Why Satya Nadella and Other Tech Leaders Are Pushing Cheaper AI Models
Tech leaders including Microsoft CEO Satya Nadella are now advocating for cheaper, smaller AI models over expensive premium options, as companies face unexpected cost spikes from usage-based pricing models. What began as a rush to adopt powerful artificial intelligence tools is turning into a cost-cutting reality check, with major corporations discovering that their AI bills are far exceeding initial budgets.
Why Are AI Costs Spiraling Out of Control?
The shift from flat subscription pricing to usage-based pricing has caught many companies off guard. When AI firms started charging by the token, the unit used to measure AI usage, businesses suddenly faced unpredictable and often higher bills. A startup called BlueRock, which helps companies run AI systems safely, reported that customers experienced "a 20% to 30% spike in terms of over-budgeting" immediately after this licensing change.

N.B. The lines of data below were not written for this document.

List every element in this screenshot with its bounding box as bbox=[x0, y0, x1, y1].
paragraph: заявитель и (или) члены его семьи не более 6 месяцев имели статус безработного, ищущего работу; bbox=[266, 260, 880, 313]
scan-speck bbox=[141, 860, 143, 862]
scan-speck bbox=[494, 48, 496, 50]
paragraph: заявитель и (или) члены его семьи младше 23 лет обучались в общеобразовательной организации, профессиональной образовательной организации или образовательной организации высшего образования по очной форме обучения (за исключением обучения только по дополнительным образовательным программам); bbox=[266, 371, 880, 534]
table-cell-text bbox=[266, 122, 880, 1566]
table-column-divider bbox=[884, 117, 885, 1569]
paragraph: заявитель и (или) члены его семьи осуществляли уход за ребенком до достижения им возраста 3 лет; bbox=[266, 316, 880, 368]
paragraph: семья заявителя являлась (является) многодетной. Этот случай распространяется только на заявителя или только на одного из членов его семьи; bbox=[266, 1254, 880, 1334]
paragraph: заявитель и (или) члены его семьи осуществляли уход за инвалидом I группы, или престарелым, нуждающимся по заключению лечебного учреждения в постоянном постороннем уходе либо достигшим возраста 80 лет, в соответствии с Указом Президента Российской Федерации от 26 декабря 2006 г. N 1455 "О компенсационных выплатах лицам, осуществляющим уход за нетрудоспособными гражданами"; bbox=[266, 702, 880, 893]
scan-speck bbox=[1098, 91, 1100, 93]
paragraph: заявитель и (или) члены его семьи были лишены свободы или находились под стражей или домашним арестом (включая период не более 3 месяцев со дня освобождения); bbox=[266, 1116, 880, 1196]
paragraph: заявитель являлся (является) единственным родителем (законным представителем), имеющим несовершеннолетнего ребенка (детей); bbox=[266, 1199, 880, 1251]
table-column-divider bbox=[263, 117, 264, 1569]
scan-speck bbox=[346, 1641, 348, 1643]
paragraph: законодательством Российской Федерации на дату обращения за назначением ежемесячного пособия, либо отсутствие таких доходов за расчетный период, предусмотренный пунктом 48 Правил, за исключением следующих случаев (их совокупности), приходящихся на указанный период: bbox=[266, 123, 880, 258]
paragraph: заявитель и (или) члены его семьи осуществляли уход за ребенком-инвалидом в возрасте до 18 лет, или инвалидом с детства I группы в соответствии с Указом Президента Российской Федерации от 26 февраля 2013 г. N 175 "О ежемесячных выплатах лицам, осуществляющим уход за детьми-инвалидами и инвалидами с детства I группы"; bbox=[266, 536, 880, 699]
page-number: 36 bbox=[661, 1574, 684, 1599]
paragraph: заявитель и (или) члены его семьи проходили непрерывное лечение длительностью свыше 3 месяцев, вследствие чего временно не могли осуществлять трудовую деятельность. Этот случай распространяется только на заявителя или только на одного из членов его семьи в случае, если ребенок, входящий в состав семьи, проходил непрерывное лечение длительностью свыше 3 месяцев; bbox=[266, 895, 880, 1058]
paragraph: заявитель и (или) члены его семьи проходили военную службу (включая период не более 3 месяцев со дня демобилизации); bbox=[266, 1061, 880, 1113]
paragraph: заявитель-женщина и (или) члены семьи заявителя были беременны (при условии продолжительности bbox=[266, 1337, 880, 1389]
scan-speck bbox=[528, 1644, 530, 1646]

The problem intensified because AI tasks now require more steps, more data, and longer inputs than companies initially anticipated. Uber provides a stark example: the company burned through its entire 2026 AI budget in just four months after employees rushed to adopt AI coding tools, forcing management to cap usage. Gartner, a major research firm, estimates that AI coding costs will surpass the average developer's salary by 2028, while three-quarters of executives surveyed expect tech budgets to rise this year, with nearly half projecting double-digit jumps.
What Are Tech Leaders Saying About Smaller Models?
Top executives from across the industry are now making the case that businesses don't need the most expensive, powerful AI models for most tasks. Beyond Nadella at Microsoft, leaders like Nikesh Arora from Palo Alto Networks and Brian Armstrong from Coinbase Global have publicly stated that smaller, cheaper models can handle a significant share of corporate needs.
"If you want to win enterprise, you should be forward pricing tokens," said Nikesh Arora, Palo Alto Networks executive, urging AI labs to charge customers today at the lower rates that tokens are expected to command in a few years.
Nikesh Arora, Palo Alto Networks
This represents a dramatic shift from what industry insiders call "tokenmaxxing," a practice where companies encouraged heavy AI usage, treating rising consumption as a proxy for productivity. Now that the bills are arriving, that strategy looks shortsighted.
How Are Companies Adapting to Lower-Cost AI Options?
- Routing Tools: Businesses are turning to AI marketplaces like OpenRouter to assign tasks to the most cost-effective system while reserving premium models for complex work such as coding and advanced reasoning.
- Open-Source Models: Chinese open-source models, particularly DeepSeek, are gaining traction among startups and increasingly among larger enterprises, charging as little as 18 cents per million tokens compared to an average of $4 for top-tier models.
- Multi-Provider Strategy: Companies are following the cloud computing playbook, spreading across multiple providers to find the best fit and price rather than relying on a single expensive vendor.
The shift toward cheaper alternatives is already visible in usage data. Open-source tokens processed on OpenRouter jumped to 65% in June from 34% in January, according to analysis from Citi. The four most popular models on OpenRouter are all Chinese, with DeepSeek holding the top spot.
Chinese models are rapidly closing the capability gap with top U.S. models. BlueRock CEO Harold Byun noted that open-source models "used to be more than a year behind (leading AI models). Now, probably the estimates are they're roughly four months behind. That the gap will continue to close".
Harold Byun
What Does This Mean for OpenAI and Other AI Companies?
The pressure to compete on price could hurt revenue growth for premium AI providers, especially as they prepare for potential initial public offerings (IPOs). OpenAI has been reported to be weighing significant price cuts, including on token usage, in anticipation of similar moves from rival Anthropic.
"There will be a price-war dynamic when it comes to OpenAI and Anthropic as they both duke it out for a 'first to public market' IPO dates," said Christopher Brown, financial adviser in private wealth management at Synovus Securities.
Christopher Brown, Financial Adviser, Synovus Securities
The cost pressure is also reshaping how enterprises view AI capabilities. According to Val Bercovici, chief AI officer at WEKA, a company that helps businesses run AI models faster and cheaper, open-source models are demonstrating that they are "90% as good at 10% of the price." This suggests that businesses don't need to spend premium token costs on every level of effort.
What Are the Remaining Barriers to Cheaper AI Adoption?
Despite the cost advantages, security concerns remain a significant obstacle to enterprise adoption of Chinese AI models, particularly in sensitive industries such as cybersecurity. Analysts expect that instead of a wholesale shift to cheaper alternatives, businesses will follow a diversified approach, using multiple providers based on specific needs and risk profiles.
The broader trend reflects a maturing AI market where cost efficiency is becoming as important as raw capability. As Nadella and other leaders have emphasized, the future of enterprise AI may not belong to the most powerful models, but to the ones that deliver the best value for specific business problems.